次回は今後1年間に水樹さんの身の回りで起きる出来事を予知します。
その時は有料になります。」
水樹さんは僕の説明を理解してくれたようで、
「分かりました。
1週間後の結果を見させていただきます。」
と返事をしてくれた。
僕が水樹さんを玄関まで見送ると、水樹さんは会釈をして玄関を出ていった。
僕はテーブルに戻って席に座って水樹さんのことを思い起こしていたが、次回また水樹さんが来た時にどのように説明したらいいものか悩んでいた。
実は僕は、水樹さんの未来をすでに予知してしまっていたからだ。
僕の予知では、水樹さんは2ヶ月後に自殺することになる。
水樹さんは何故自殺するのか、今回は時間が短くて水樹さんの心の中を深く読み取ることはできなかった。

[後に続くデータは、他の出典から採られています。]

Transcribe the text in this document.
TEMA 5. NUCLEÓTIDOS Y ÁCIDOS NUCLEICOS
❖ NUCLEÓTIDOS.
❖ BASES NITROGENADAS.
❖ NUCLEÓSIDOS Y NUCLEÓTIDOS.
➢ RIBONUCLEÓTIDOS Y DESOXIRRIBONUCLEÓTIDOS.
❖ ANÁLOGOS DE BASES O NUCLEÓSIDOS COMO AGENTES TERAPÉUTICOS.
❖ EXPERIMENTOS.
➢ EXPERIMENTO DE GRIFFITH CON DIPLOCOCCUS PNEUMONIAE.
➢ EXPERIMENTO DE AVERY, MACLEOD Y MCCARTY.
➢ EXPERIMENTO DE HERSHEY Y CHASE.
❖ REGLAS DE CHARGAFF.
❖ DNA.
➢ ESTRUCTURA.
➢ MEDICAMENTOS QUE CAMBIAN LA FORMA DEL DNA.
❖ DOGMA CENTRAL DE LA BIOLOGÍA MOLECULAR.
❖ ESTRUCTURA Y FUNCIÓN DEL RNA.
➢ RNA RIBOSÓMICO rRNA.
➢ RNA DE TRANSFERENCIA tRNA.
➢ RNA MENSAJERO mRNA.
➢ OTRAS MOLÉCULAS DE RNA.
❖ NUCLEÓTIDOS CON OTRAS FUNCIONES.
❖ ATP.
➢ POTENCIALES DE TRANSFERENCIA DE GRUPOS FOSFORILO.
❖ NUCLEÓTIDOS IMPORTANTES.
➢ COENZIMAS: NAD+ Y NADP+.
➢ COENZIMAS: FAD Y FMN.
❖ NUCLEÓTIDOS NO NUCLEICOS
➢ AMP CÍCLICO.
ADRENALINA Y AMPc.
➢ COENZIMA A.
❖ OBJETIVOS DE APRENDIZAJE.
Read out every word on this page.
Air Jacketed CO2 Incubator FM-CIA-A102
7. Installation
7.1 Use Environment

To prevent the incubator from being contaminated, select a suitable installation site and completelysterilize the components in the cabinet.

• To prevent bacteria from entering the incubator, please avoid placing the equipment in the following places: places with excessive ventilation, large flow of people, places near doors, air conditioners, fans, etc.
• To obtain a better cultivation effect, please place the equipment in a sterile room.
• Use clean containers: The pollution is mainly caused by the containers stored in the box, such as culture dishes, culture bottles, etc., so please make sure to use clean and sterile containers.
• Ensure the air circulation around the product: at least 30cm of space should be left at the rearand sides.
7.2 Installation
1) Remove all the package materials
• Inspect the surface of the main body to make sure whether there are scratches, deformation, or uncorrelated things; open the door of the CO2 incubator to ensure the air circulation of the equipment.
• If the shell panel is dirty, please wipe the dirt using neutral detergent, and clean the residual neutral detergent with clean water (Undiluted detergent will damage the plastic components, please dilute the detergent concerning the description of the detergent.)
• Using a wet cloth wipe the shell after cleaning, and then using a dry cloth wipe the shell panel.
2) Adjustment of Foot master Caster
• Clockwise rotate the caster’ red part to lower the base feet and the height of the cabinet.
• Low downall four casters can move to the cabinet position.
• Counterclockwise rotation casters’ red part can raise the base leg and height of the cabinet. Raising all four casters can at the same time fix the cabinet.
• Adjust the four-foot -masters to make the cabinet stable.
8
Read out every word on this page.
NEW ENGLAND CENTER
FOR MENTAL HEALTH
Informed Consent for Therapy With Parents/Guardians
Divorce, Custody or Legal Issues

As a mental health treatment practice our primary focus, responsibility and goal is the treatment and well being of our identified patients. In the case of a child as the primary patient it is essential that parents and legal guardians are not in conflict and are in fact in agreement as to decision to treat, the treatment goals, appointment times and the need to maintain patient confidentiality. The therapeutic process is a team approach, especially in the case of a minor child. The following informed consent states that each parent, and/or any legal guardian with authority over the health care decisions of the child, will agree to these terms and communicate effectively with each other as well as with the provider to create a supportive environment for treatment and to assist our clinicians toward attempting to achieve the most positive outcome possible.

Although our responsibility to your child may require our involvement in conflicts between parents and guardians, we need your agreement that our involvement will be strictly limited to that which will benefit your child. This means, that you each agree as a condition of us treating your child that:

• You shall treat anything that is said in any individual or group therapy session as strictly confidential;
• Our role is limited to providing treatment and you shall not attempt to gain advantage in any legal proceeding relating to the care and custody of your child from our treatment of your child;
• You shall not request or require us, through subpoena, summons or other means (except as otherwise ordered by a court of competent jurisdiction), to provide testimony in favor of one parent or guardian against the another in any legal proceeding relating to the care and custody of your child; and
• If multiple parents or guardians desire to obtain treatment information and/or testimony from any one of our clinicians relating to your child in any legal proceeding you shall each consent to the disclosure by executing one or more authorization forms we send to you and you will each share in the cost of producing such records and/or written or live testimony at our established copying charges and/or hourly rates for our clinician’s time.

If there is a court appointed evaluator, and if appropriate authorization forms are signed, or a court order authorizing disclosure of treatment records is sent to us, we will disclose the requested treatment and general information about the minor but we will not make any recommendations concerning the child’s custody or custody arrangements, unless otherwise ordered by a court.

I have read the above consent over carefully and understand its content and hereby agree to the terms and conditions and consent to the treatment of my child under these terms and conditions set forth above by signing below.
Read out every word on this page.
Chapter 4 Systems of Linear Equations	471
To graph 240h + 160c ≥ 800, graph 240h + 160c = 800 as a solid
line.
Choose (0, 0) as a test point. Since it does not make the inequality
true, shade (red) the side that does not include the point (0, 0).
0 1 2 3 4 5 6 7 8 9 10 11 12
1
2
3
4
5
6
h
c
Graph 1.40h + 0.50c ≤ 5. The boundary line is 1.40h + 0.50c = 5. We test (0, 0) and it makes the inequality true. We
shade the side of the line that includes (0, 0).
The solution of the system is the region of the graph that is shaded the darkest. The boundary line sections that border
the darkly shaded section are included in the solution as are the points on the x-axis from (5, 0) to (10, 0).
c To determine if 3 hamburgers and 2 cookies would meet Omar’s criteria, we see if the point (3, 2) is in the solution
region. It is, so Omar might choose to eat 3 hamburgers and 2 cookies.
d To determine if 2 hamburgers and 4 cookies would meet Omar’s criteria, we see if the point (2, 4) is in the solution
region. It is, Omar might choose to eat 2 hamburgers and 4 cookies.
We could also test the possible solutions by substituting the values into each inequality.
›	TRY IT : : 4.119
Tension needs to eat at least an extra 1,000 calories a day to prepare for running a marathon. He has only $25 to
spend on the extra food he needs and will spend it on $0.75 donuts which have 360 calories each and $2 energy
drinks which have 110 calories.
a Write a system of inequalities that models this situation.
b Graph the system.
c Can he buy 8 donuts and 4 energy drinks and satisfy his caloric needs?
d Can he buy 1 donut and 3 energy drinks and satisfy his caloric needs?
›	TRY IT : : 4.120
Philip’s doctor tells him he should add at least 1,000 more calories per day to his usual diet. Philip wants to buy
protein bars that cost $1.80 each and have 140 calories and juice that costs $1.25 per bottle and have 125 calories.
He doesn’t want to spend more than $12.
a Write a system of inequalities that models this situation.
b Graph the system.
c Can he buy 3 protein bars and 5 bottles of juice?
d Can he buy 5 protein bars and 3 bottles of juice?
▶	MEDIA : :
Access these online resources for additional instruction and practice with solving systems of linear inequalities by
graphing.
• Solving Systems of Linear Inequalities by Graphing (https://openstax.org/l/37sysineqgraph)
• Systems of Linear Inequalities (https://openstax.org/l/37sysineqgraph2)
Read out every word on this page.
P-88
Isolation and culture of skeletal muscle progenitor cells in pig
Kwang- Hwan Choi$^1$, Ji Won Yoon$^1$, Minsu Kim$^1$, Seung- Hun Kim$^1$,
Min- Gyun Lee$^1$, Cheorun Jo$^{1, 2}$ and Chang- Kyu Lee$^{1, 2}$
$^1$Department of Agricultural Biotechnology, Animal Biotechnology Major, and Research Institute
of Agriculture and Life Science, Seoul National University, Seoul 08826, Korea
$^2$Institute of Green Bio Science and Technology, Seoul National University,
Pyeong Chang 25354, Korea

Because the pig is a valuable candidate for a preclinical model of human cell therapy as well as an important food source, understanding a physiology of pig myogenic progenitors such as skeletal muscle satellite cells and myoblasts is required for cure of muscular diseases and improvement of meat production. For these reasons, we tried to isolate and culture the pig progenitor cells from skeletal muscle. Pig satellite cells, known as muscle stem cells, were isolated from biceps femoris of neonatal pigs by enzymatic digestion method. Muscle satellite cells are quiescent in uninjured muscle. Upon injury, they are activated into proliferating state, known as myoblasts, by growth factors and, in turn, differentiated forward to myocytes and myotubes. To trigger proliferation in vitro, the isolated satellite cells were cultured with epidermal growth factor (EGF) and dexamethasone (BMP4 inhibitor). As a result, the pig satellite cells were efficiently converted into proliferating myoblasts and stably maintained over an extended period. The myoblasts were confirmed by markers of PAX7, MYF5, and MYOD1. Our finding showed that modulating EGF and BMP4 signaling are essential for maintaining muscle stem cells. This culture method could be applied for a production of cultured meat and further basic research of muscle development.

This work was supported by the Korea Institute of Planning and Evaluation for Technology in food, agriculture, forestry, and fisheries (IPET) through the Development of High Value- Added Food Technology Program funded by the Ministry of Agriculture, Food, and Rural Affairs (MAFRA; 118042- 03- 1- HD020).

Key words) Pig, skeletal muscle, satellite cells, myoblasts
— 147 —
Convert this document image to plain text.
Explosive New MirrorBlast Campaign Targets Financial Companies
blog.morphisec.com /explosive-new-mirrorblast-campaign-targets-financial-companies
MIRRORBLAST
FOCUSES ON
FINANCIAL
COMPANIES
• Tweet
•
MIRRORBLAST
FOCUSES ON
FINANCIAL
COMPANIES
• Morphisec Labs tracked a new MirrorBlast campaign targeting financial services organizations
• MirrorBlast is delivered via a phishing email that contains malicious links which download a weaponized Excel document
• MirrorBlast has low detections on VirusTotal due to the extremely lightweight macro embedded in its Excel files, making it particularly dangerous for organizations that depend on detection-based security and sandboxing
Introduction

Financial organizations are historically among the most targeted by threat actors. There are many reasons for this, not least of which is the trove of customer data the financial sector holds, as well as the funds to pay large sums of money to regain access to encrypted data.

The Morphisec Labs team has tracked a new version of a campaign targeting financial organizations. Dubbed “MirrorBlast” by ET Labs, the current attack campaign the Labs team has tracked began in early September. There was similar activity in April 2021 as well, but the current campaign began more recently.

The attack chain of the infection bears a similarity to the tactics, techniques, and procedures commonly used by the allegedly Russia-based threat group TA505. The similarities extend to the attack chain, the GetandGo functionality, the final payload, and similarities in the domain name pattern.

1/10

水樹さんの心の中は、どこか悲しげで霧がかかったような状態になっていて、深い闇の中をさ迷っているような感じだった。
僕は水樹さんに、
「貴方は2ヶ月後に自殺します。」
とは、さすがに言えないためどうしたものかと悩んでいた。
もし水樹さんが1週間後にまたこの占いの館に来たら、その時は心の中をもっと深く読み取って水樹さんにどのように伝えるのか決断するしかないと考えた。
僕は占いの館で、お客様に未来に起きる出来事を伝えることで、お客様の人生を狂わせてしまわないだろうか心配になった。
でも、今後どのようなお客様が来るのか分からないけれど、お客様の置かれた状況によって適切に判断するしかないと考えることにした。